@Pravin, any trading strategy has for payoff matrix: Σ(H∙ΔP). Therefore an ongoing portfolio's assets can be expressed as: A(t) = A(0) + Σ(H∙ΔP) – ΣExp. The section of interest is: Σ(H∙ΔP) which characterize the trading strategy. And, it does reduce the portfolio management problem to some inventory management methods under uncertainty.
In a market-neutral strategy is requested a 50/50 long/short scenario:
A(t) = A(0) + 0.50∙(Σ(H∙ΔP) – ΣExp) + 0.50∙(Σ(-H∙-ΔP) – ΣExp)
where, -H is the short inventory where profits come from declining prices -ΔP. Evidently, if ΔP is positive on your short trades, you are losing money, just as if ΔP is negative on long.
Such a portfolio should end up with: A(t) = A(0) + Σ(H∙ΔP) – ΣExp.
This is great. It does say that you can have your lunch and eat it too. But, that is on the premise that you make as much on your longs as you do on your shorts.

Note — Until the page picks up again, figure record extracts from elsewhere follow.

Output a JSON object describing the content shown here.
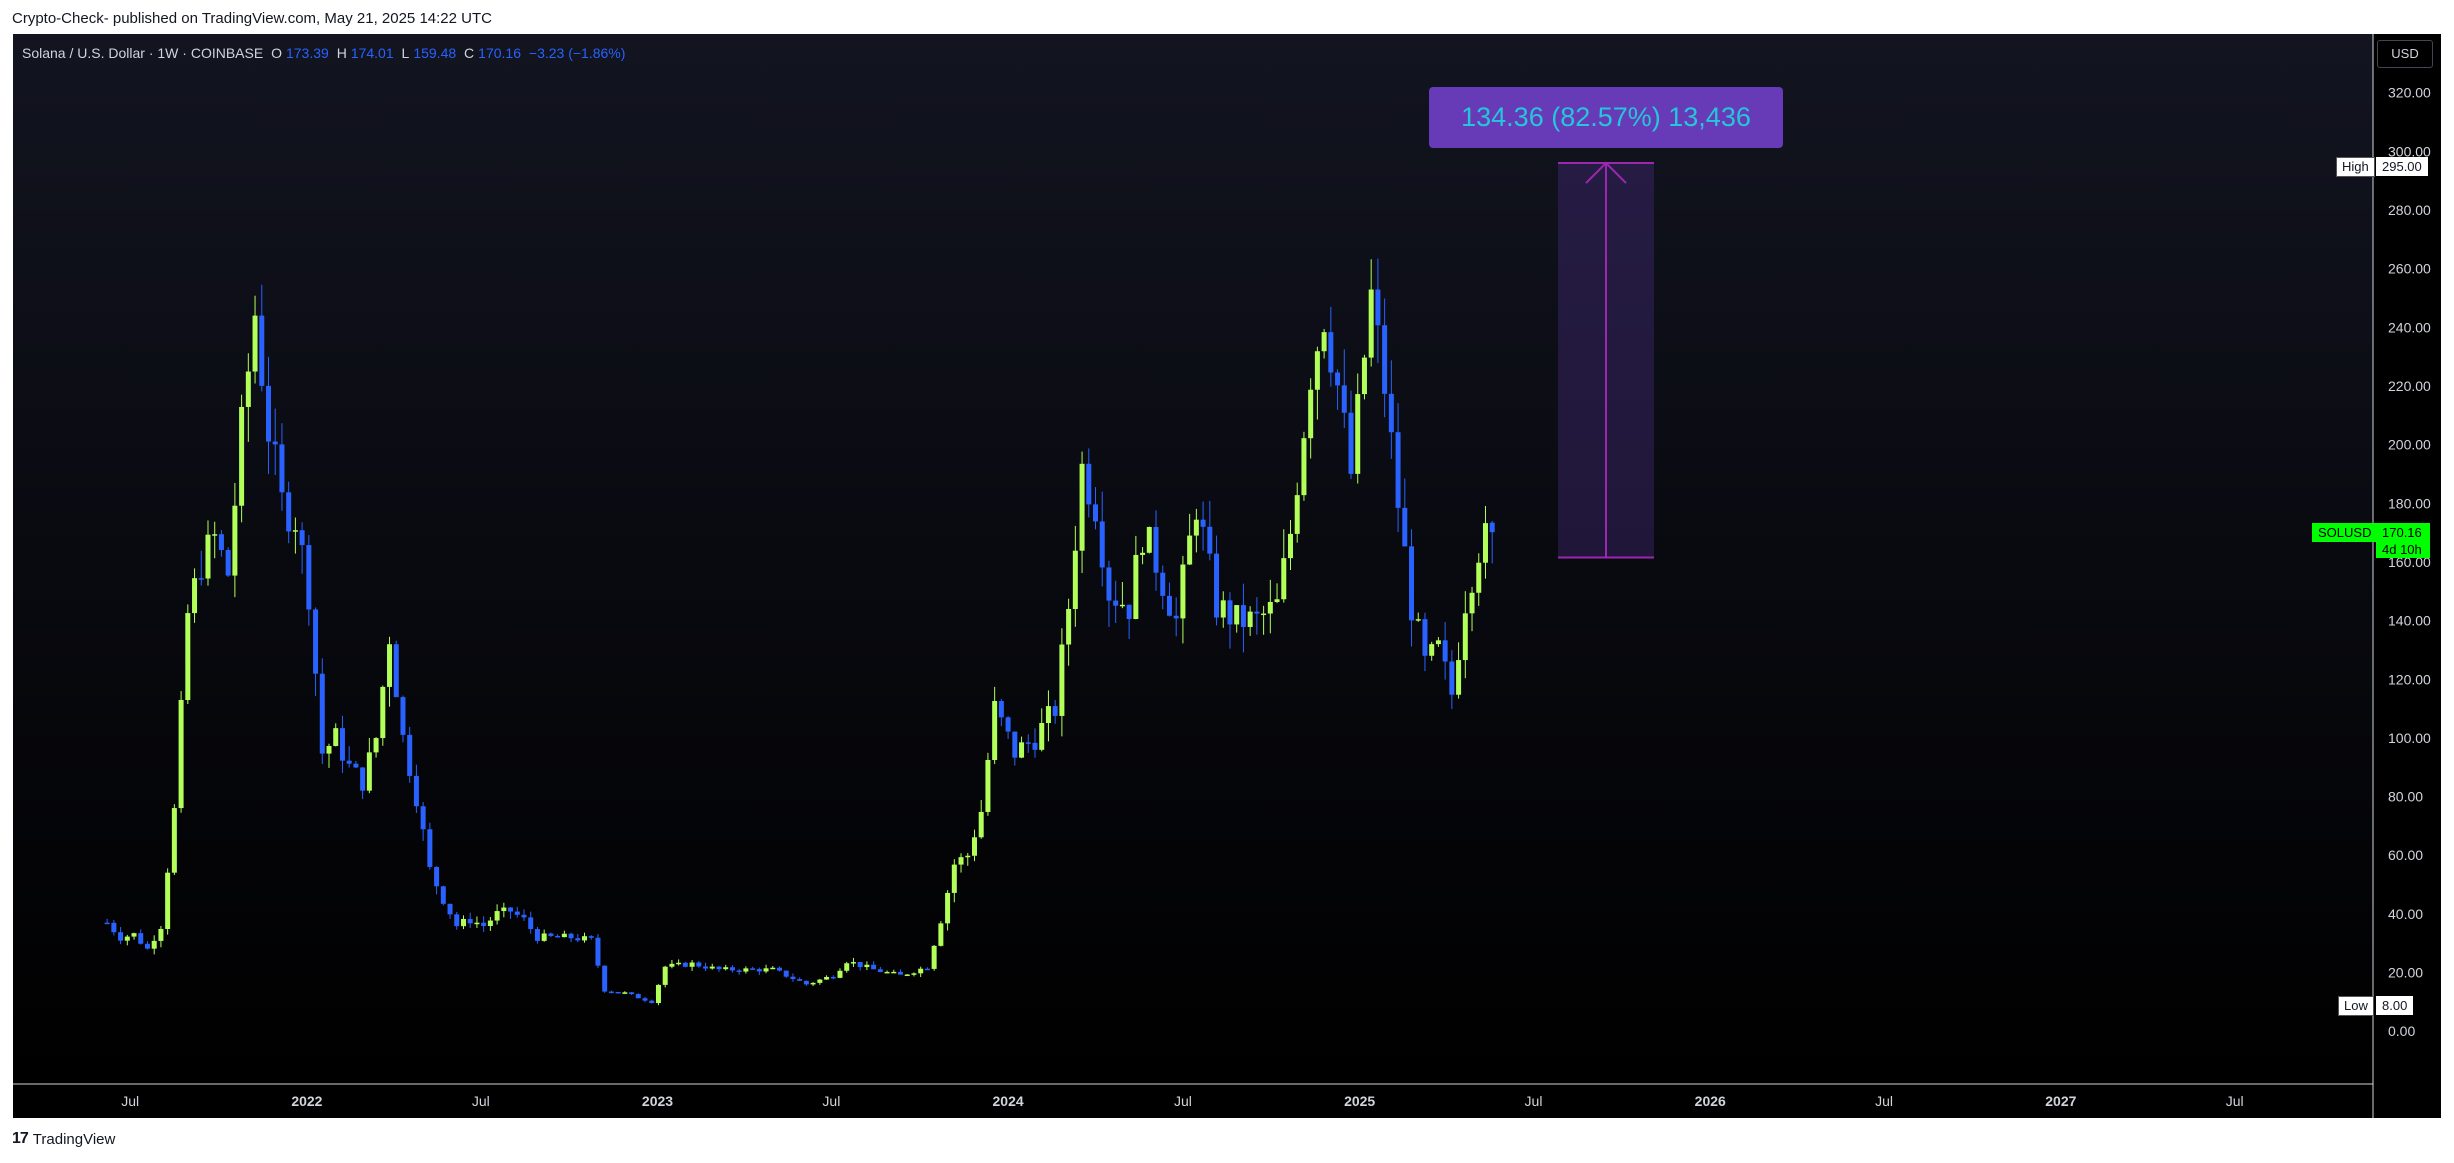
{
  "header": {
    "text": "Crypto-Check- published on TradingView.com, May 21, 2025 14:22 UTC"
  },
  "legend": {
    "symbol": "Solana / U.S. Dollar · 1W · COINBASE",
    "o_label": "O",
    "o_value": "173.39",
    "h_label": "H",
    "h_value": "174.01",
    "l_label": "L",
    "l_value": "159.48",
    "c_label": "C",
    "c_value": "170.16",
    "change": "−3.23 (−1.86%)"
  },
  "currency_button": "USD",
  "measure": {
    "label": "134.36 (82.57%) 13,436",
    "from_price": 161.5,
    "to_price": 296
  },
  "price_tags": {
    "high_label": "High",
    "high_value": "295.00",
    "low_label": "Low",
    "low_value": "8.00",
    "symbol": "SOLUSD",
    "last": "170.16",
    "countdown": "4d 10h"
  },
  "footer": {
    "logo": "17",
    "brand": "TradingView"
  },
  "colors": {
    "up": "#b2ff59",
    "down": "#2962ff",
    "measure": "#9c27b0",
    "tag_green": "#00ff00"
  },
  "chart_data": {
    "type": "candlestick",
    "title": "Solana / U.S. Dollar · 1W · COINBASE",
    "yaxis_ticks": [
      "0.00",
      "20.00",
      "40.00",
      "60.00",
      "80.00",
      "100.00",
      "120.00",
      "140.00",
      "160.00",
      "180.00",
      "200.00",
      "220.00",
      "240.00",
      "260.00",
      "280.00",
      "300.00",
      "320.00"
    ],
    "ylim": [
      -18,
      340
    ],
    "xaxis_ticks": [
      "Jul",
      "2022",
      "Jul",
      "2023",
      "Jul",
      "2024",
      "Jul",
      "2025",
      "Jul",
      "2026",
      "Jul",
      "2027",
      "Jul"
    ],
    "xlim": [
      "2021-03-01",
      "2027-11-22"
    ],
    "grid": false,
    "weekly_closes_approx": [
      [
        "2021-06-07",
        37
      ],
      [
        "2021-06-21",
        32
      ],
      [
        "2021-07-05",
        33
      ],
      [
        "2021-07-19",
        28
      ],
      [
        "2021-08-02",
        36
      ],
      [
        "2021-08-16",
        75
      ],
      [
        "2021-08-30",
        142
      ],
      [
        "2021-09-13",
        160
      ],
      [
        "2021-09-27",
        168
      ],
      [
        "2021-10-11",
        156
      ],
      [
        "2021-10-25",
        205
      ],
      [
        "2021-11-08",
        245
      ],
      [
        "2021-11-22",
        205
      ],
      [
        "2021-12-06",
        180
      ],
      [
        "2021-12-20",
        175
      ],
      [
        "2022-01-03",
        150
      ],
      [
        "2022-01-17",
        95
      ],
      [
        "2022-01-31",
        100
      ],
      [
        "2022-02-14",
        90
      ],
      [
        "2022-02-28",
        85
      ],
      [
        "2022-03-14",
        100
      ],
      [
        "2022-03-28",
        135
      ],
      [
        "2022-04-11",
        100
      ],
      [
        "2022-04-25",
        80
      ],
      [
        "2022-05-09",
        55
      ],
      [
        "2022-05-23",
        45
      ],
      [
        "2022-06-06",
        36
      ],
      [
        "2022-06-20",
        38
      ],
      [
        "2022-07-04",
        36
      ],
      [
        "2022-07-18",
        40
      ],
      [
        "2022-08-01",
        41
      ],
      [
        "2022-08-15",
        38
      ],
      [
        "2022-08-29",
        32
      ],
      [
        "2022-09-12",
        32
      ],
      [
        "2022-10-03",
        32
      ],
      [
        "2022-10-24",
        31
      ],
      [
        "2022-11-07",
        14
      ],
      [
        "2022-11-28",
        13
      ],
      [
        "2022-12-26",
        10
      ],
      [
        "2023-01-09",
        22
      ],
      [
        "2023-02-06",
        23
      ],
      [
        "2023-03-06",
        21
      ],
      [
        "2023-04-03",
        21
      ],
      [
        "2023-05-01",
        21
      ],
      [
        "2023-06-05",
        16
      ],
      [
        "2023-07-03",
        19
      ],
      [
        "2023-07-17",
        24
      ],
      [
        "2023-08-14",
        21
      ],
      [
        "2023-09-11",
        19
      ],
      [
        "2023-10-09",
        22
      ],
      [
        "2023-10-23",
        38
      ],
      [
        "2023-11-06",
        57
      ],
      [
        "2023-11-20",
        60
      ],
      [
        "2023-12-04",
        75
      ],
      [
        "2023-12-18",
        110
      ],
      [
        "2024-01-08",
        95
      ],
      [
        "2024-01-29",
        100
      ],
      [
        "2024-02-19",
        110
      ],
      [
        "2024-03-04",
        145
      ],
      [
        "2024-03-18",
        192
      ],
      [
        "2024-04-01",
        180
      ],
      [
        "2024-04-15",
        150
      ],
      [
        "2024-05-06",
        145
      ],
      [
        "2024-05-20",
        170
      ],
      [
        "2024-06-03",
        160
      ],
      [
        "2024-06-24",
        140
      ],
      [
        "2024-07-15",
        180
      ],
      [
        "2024-08-05",
        145
      ],
      [
        "2024-08-26",
        140
      ],
      [
        "2024-09-16",
        140
      ],
      [
        "2024-10-07",
        145
      ],
      [
        "2024-10-21",
        170
      ],
      [
        "2024-11-11",
        225
      ],
      [
        "2024-11-25",
        245
      ],
      [
        "2024-12-09",
        220
      ],
      [
        "2024-12-23",
        190
      ],
      [
        "2025-01-13",
        250
      ],
      [
        "2025-01-27",
        220
      ],
      [
        "2025-02-10",
        180
      ],
      [
        "2025-02-24",
        145
      ],
      [
        "2025-03-10",
        125
      ],
      [
        "2025-03-24",
        130
      ],
      [
        "2025-04-07",
        115
      ],
      [
        "2025-04-21",
        147
      ],
      [
        "2025-05-05",
        165
      ],
      [
        "2025-05-19",
        170.16
      ]
    ]
  }
}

You could be market-neutral, have low beta, low volatility and low drawdowns, and still maintain your expected long-term average market CAGR. There would be, evidently, trading expenses, but then nothing is perfect. There is always a price to pay.

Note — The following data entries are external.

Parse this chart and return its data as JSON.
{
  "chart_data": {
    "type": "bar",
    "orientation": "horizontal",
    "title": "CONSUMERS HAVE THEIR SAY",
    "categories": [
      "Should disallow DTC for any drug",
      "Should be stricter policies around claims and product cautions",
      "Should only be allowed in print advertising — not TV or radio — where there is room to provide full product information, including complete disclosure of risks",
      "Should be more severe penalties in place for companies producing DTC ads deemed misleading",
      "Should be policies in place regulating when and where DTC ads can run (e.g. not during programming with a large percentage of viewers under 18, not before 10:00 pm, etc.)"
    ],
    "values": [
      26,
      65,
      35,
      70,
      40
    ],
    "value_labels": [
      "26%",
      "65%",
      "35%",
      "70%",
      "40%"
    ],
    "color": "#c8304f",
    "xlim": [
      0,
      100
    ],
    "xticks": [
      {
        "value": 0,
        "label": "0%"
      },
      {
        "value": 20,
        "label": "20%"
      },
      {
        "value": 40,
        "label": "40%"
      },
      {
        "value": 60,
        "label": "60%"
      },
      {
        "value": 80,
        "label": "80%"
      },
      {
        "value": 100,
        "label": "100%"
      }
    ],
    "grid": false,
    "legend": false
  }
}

However, it is not what I see in all those market-neutral strategies. They usually barely beat the risk-free rate, and that is if they do. Usually, performance is less than the average market return which could have been had simply by buying indexed funds.
Since the outcome of a trading strategy depends on the trading methods used, one would have to conclude that the methods themselves are at fault.

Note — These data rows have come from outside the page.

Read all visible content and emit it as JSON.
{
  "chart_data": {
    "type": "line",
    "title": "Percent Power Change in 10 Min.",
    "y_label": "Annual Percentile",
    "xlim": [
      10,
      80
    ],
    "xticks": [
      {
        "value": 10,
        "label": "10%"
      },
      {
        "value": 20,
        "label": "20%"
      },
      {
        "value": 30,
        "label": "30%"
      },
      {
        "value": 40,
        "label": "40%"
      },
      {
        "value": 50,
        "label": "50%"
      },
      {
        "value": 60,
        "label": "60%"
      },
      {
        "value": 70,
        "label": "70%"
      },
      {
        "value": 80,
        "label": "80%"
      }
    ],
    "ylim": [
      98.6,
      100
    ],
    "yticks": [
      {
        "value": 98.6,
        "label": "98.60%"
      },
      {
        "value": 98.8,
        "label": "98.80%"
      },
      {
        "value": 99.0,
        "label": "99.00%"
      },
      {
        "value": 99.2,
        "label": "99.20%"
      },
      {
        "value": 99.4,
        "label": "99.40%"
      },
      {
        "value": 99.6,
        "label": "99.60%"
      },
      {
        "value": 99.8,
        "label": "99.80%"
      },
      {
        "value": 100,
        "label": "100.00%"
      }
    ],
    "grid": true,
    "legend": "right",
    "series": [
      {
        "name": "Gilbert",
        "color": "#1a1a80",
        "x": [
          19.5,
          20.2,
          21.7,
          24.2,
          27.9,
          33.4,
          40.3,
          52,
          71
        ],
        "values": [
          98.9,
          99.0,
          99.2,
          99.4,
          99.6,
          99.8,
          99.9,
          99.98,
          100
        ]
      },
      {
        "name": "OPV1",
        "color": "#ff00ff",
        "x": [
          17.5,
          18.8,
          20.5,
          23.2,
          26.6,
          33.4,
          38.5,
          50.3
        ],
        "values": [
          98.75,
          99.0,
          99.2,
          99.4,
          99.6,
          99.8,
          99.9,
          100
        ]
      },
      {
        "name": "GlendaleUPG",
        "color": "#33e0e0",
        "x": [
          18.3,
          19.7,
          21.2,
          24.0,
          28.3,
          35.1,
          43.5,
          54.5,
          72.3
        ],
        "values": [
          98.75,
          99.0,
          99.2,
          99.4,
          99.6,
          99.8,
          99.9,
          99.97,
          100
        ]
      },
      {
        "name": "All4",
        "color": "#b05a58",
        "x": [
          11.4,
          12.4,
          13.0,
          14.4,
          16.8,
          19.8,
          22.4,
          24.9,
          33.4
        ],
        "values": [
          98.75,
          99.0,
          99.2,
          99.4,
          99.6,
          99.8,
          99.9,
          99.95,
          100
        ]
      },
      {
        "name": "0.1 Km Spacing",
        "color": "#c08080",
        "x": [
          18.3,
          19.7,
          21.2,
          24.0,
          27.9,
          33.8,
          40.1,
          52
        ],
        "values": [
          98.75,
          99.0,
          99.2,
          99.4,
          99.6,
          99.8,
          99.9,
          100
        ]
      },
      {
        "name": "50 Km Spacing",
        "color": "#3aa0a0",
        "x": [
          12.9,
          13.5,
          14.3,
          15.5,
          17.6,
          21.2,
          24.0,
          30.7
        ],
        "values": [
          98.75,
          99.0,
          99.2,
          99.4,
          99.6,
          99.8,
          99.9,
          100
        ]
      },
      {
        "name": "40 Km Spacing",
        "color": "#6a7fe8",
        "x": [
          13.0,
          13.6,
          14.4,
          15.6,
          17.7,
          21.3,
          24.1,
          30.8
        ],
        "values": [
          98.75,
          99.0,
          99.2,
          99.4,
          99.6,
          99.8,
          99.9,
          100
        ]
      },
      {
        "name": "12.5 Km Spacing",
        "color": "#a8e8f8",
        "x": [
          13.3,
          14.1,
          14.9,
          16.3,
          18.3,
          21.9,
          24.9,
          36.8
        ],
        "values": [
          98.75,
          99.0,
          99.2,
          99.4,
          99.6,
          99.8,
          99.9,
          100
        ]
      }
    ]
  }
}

For instance, if the trading methods used are not that good at shorting, then we should not expect the short side to do its part. And if the strategy is not that good on the long side either, then we should not expect much from such a market-neutral portfolio.
As for the slide presentation you cited, their methods limit the size of the square matrix used since they need a matrix inverse. Also, they need really sparse matrices where anomalies would be really really sparse, and where background noise would be minimal. None of which the market can provide. And, even from where they are, they are trying to ascertain the size of the forest with their nose on a single tree.
It is like the imaging system. You might not need much math to differentiate photos. You take a snapshot with no people, and one with people. Then isolate the people with a simple subtraction... But, still, it won't tell me where they are going for lunch.
As a footnote. Where were those factors today? What did they predict?
BTW, I found the other mentioned paper on statistical arbitrage by Avellanda more interesting and quite well written. There is more that can be extracted from there.